The crucial thing to remember is that, although no-one will admit to it, we all spend inordinate amounts of time clicking through other people’s profiles (like I said, time-eating black hole). If you post something interesting to a friend’s wall, they’re certainly not the only one who’ll read it, and chances are they’ll have friends with similar interests.

In a similar vein, tagging people when you post a link means it’ll show up on their page too. If you’re friends with someone like Clare Solomon, who at last count had a staggering 3,581 Facebook friends, this can be invaluable.


Used properly, a well-directed Facebook post is as useful, productive and necessary as asking someone to buy a copy of a paper, or subscribe to a journal.


Read any coverage of the Green Movement in Iran, watch the UKUncut flashmobs outside Oxford Street, or laugh at iPhone users bumping into lampposts in a failed attempt to walk and tweet, and you’ll see how Twitter is becoming a useful and important tool, for co-ordination and agitation as well as social communication.

With a 140-character limit, Twitter facilitates instantaneous conversation and commentary (and is a source of endless frustration, as your tweet will invariably be 143 characters long every time).


Counterfire has an automatic Twitter feed set up; anything on the website is immediately tweeted out from the account @counterfireorg. It’s imperative that articles are widely retweeted; every article on the site has a green ‘retweet’ button at the top. As with Facebook, simply pushing the button won’t get you too far. Adding a short comment, or tagging a friend (by placing an @ before their username, which makes your tweet appear in their feed), pushes the article into people’s attention span in a serious way, like the example below;



Hashtags are, essentially, virtual sorting categories; click on one and it’ll take you to every tweet in the whole wide world of Twitterland that includes it.

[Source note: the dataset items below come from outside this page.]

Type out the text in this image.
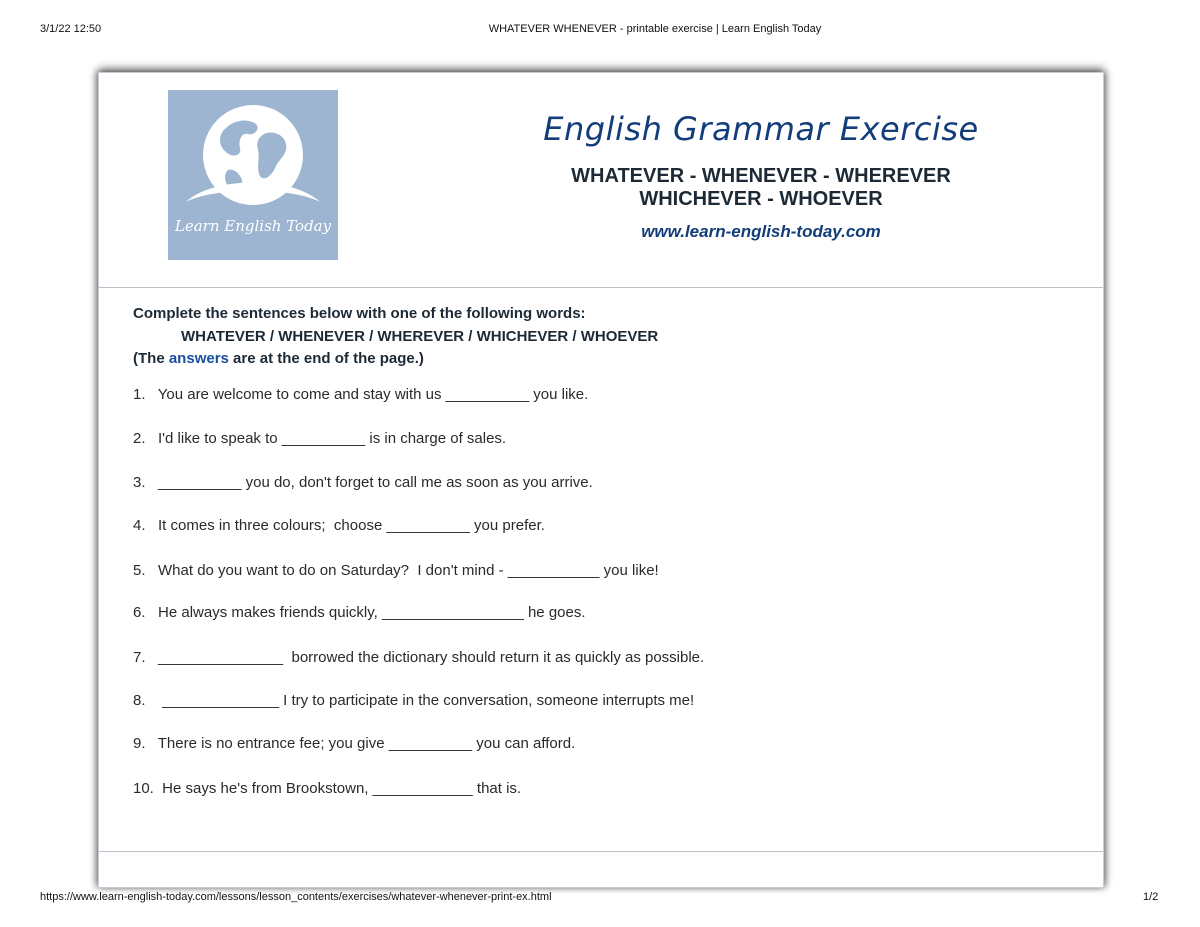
3/1/22 12:50	WHATEVER WHENEVER - printable exercise | Learn English Today
Learn English Today
English Grammar Exercise
WHATEVER - WHENEVER - WHEREVER
WHICHEVER - WHOEVER
www.learn-english-today.com
Complete the sentences below with one of the following words:
WHATEVER / WHENEVER / WHEREVER / WHICHEVER / WHOEVER
(The answers are at the end of the page.)
1.   You are welcome to come and stay with us __________ you like.
2.   I'd like to speak to __________ is in charge of sales.
3.   __________ you do, don't forget to call me as soon as you arrive.
4.   It comes in three colours;  choose __________ you prefer.
5.   What do you want to do on Saturday?  I don't mind - ___________ you like!
6.   He always makes friends quickly, _________________ he goes.
7.   _______________  borrowed the dictionary should return it as quickly as possible.
8.    ______________ I try to participate in the conversation, someone interrupts me!
9.   There is no entrance fee; you give __________ you can afford.
10.  He says he's from Brookstown, ____________ that is.
https://www.learn-english-today.com/lessons/lesson_contents/exercises/whatever-whenever-print-ex.html	1/2
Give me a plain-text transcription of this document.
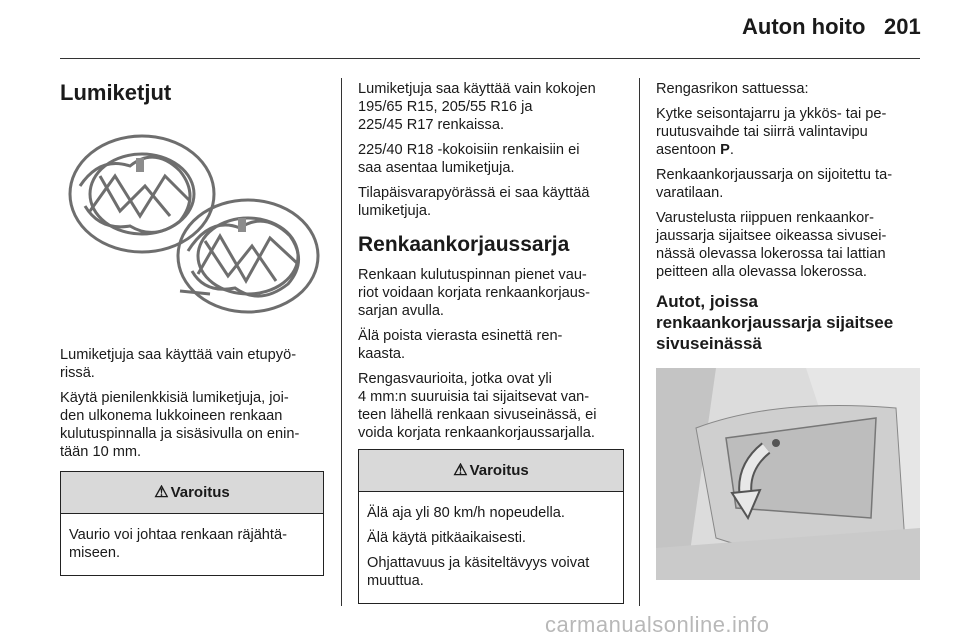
Auton hoito 201
Lumiketjut

Lumiketjuja saa käyttää vain etupyö-
rissä.

Käytä pienilenkkisiä lumiketjuja, joi-
den ulkonema lukkoineen renkaan
kulutuspinnalla ja sisäsivulla on enin-
tään 10 mm.

⚠ Varoitus

Vaurio voi johtaa renkaan räjähtä-
miseen.

Lumiketjuja saa käyttää vain kokojen
195/65 R15, 205/55 R16 ja
225/45 R17 renkaissa.

225/40 R18 -kokoisiin renkaisiin ei
saa asentaa lumiketjuja.

Tilapäisvarapyörässä ei saa käyttää
lumiketjuja.

Renkaankorjaussarja

Renkaan kulutuspinnan pienet vau-
riot voidaan korjata renkaankorjaus-
sarjan avulla.

Älä poista vierasta esinettä ren-
kaasta.

Rengasvaurioita, jotka ovat yli
4 mm:n suuruisia tai sijaitsevat van-
teen lähellä renkaan sivuseinässä, ei
voida korjata renkaankorjaussarjalla.

⚠ Varoitus

Älä aja yli 80 km/h nopeudella.

Älä käytä pitkäaikaisesti.

Ohjattavuus ja käsiteltävyys voivat
muuttua.

Rengasrikon sattuessa:

Kytke seisontajarru ja ykkös- tai pe-
ruutusvaihde tai siirrä valintavipu
asentoon P.

Renkaankorjaussarja on sijoitettu ta-
varatilaan.

Varustelusta riippuen renkaankor-
jaussarja sijaitsee oikeassa sivusei-
nässä olevassa lokerossa tai lattian
peitteen alla olevassa lokerossa.

Autot, joissa
renkaankorjaussarja sijaitsee
sivuseinässä
carmanualsonline.info
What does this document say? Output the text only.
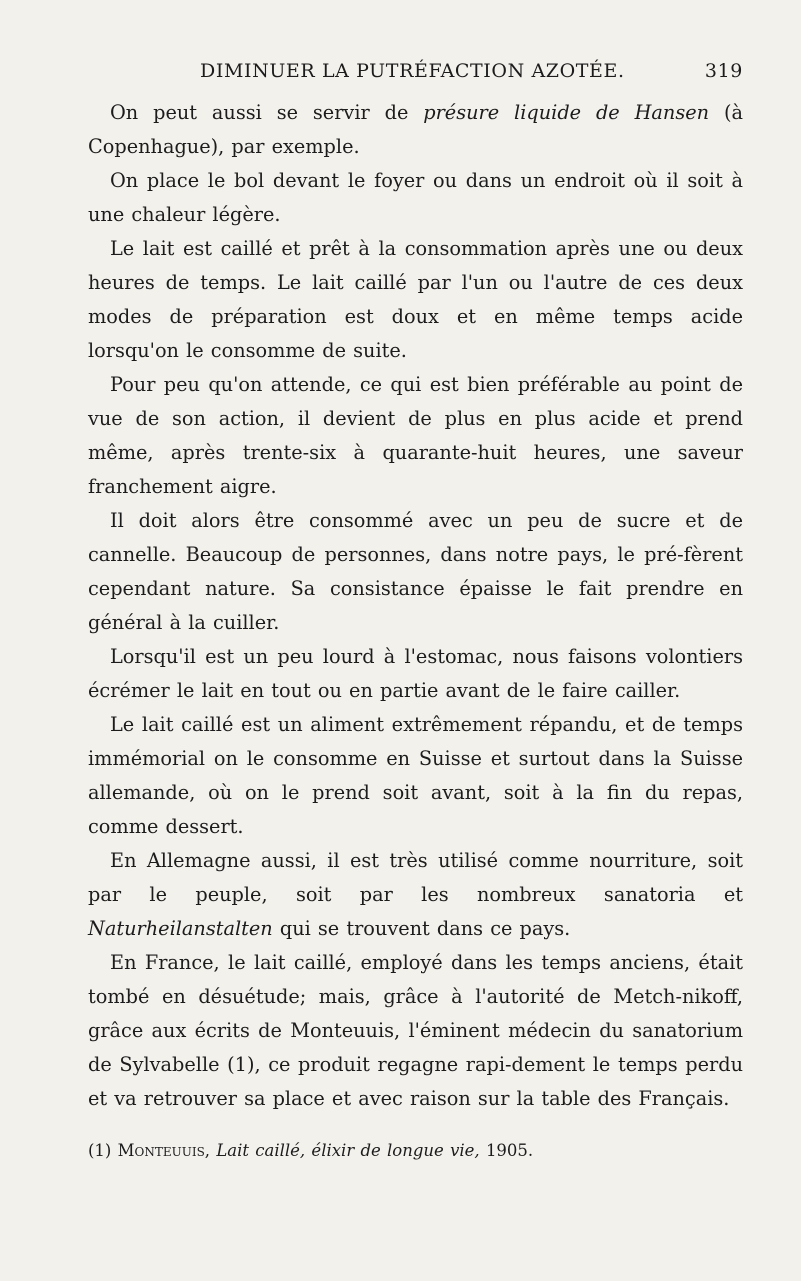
DIMINUER LA PUTRÉFACTION AZOTÉE.	319

On peut aussi se servir de présure liquide de Hansen (à Copenhague), par exemple.

On place le bol devant le foyer ou dans un endroit où il soit à une chaleur légère.

Le lait est caillé et prêt à la consommation après une ou deux heures de temps. Le lait caillé par l'un ou l'autre de ces deux modes de préparation est doux et en même temps acide lorsqu'on le consomme de suite.

Pour peu qu'on attende, ce qui est bien préférable au point de vue de son action, il devient de plus en plus acide et prend même, après trente-six à quarante-huit heures, une saveur franchement aigre.

Il doit alors être consommé avec un peu de sucre et de cannelle. Beaucoup de personnes, dans notre pays, le pré-fèrent cependant nature. Sa consistance épaisse le fait prendre en général à la cuiller.

Lorsqu'il est un peu lourd à l'estomac, nous faisons volontiers écrémer le lait en tout ou en partie avant de le faire cailler.

Le lait caillé est un aliment extrêmement répandu, et de temps immémorial on le consomme en Suisse et surtout dans la Suisse allemande, où on le prend soit avant, soit à la fin du repas, comme dessert.

En Allemagne aussi, il est très utilisé comme nourriture, soit par le peuple, soit par les nombreux sanatoria et Naturheilanstalten qui se trouvent dans ce pays.

En France, le lait caillé, employé dans les temps anciens, était tombé en désuétude; mais, grâce à l'autorité de Metch-nikoff, grâce aux écrits de Monteuuis, l'éminent médecin du sanatorium de Sylvabelle (1), ce produit regagne rapi-dement le temps perdu et va retrouver sa place et avec raison sur la table des Français.

(1) Monteuuis, Lait caillé, élixir de longue vie, 1905.
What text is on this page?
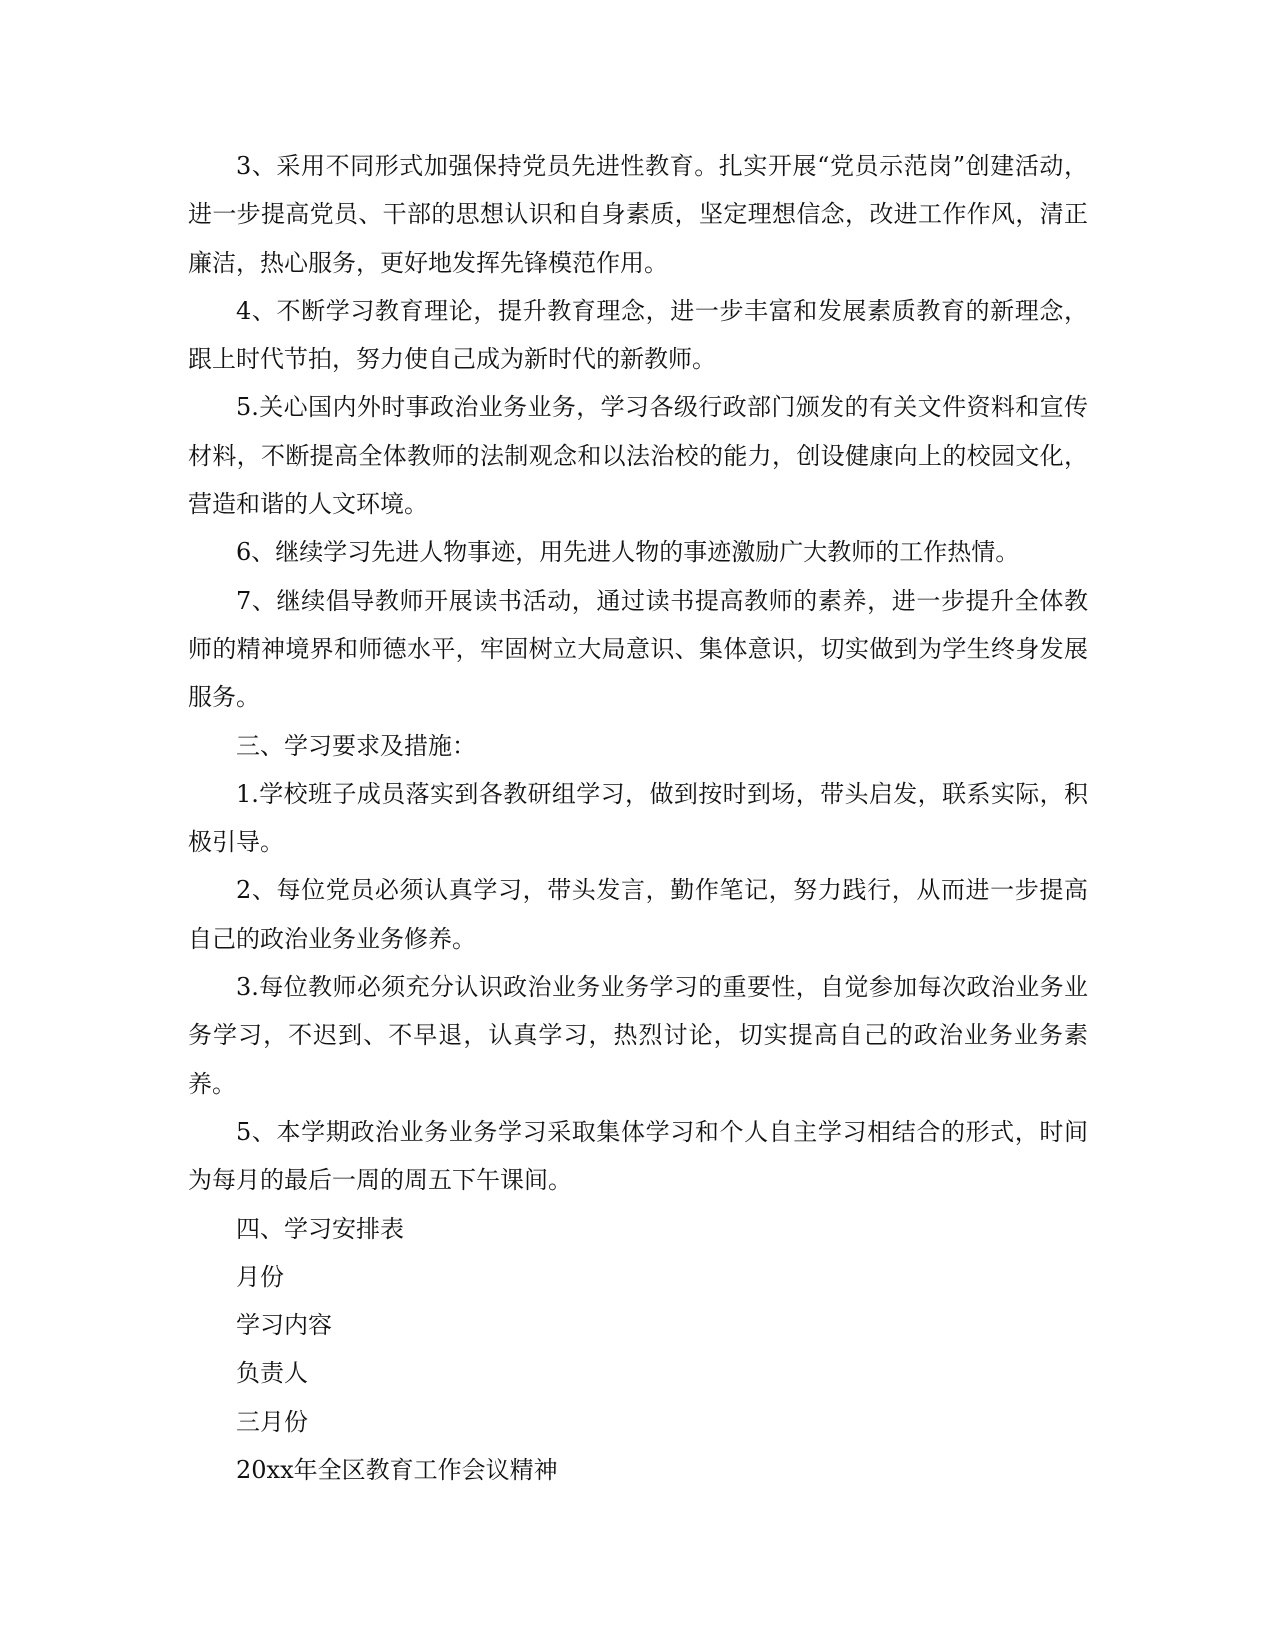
3、采用不同形式加强保持党员先进性教育。扎实开展“党员示范岗”创建活动，进一步提高党员、干部的思想认识和自身素质，坚定理想信念，改进工作作风，清正廉洁，热心服务，更好地发挥先锋模范作用。

4、不断学习教育理论，提升教育理念，进一步丰富和发展素质教育的新理念，跟上时代节拍，努力使自己成为新时代的新教师。

5.关心国内外时事政治业务业务，学习各级行政部门颁发的有关文件资料和宣传材料，不断提高全体教师的法制观念和以法治校的能力，创设健康向上的校园文化，营造和谐的人文环境。

6、继续学习先进人物事迹，用先进人物的事迹激励广大教师的工作热情。

7、继续倡导教师开展读书活动，通过读书提高教师的素养，进一步提升全体教师的精神境界和师德水平，牢固树立大局意识、集体意识，切实做到为学生终身发展服务。

三、学习要求及措施：

1.学校班子成员落实到各教研组学习，做到按时到场，带头启发，联系实际，积极引导。

2、每位党员必须认真学习，带头发言，勤作笔记，努力践行，从而进一步提高自己的政治业务业务修养。

3.每位教师必须充分认识政治业务业务学习的重要性，自觉参加每次政治业务业务学习，不迟到、不早退，认真学习，热烈讨论，切实提高自己的政治业务业务素养。

5、本学期政治业务业务学习采取集体学习和个人自主学习相结合的形式，时间为每月的最后一周的周五下午课间。

四、学习安排表

月份

学习内容

负责人

三月份

20xx年全区教育工作会议精神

Many hashtags reside in the land of massively useless internet-based gossip; for example #xfactor, to provide a running commentary on a dying TV show. However, they’ve also been hugely practical in the past month; #demo2010 has provided commentary on and advertised events to the student movement, as well as helping people on demonstrations avoid the police (by tweeting, for example, “police on left hand side of Oxford Circus, head back other way #demo2010”.

The best way to make use of hashtags is to look at what’s ‘trending’; that is, what the most popular hashtags are at the time. If possible, try and use one in your tweet; that way potentially thousands of people will see it.

Writing content

Of course, all these tips are useless if we don’t have a steady flow of news, opinion and theory coming in to the site to repost and retweet. The advantage of a website is that we can respond to events immediately, and articles don’t need to be long or laboured over; if you’ve got an interesting snippet of news, then a few snappy paragraphs is fantastic. We can also use different formats like video, so if you’re at a demonstration, use your camera phone to send in an interview with a fellow protestor or an inspiring picture. Any type of content is welcome, whether it’s a video report from a picket line or a Marxist analysis of waitressing; get writing, get filming and get contributing!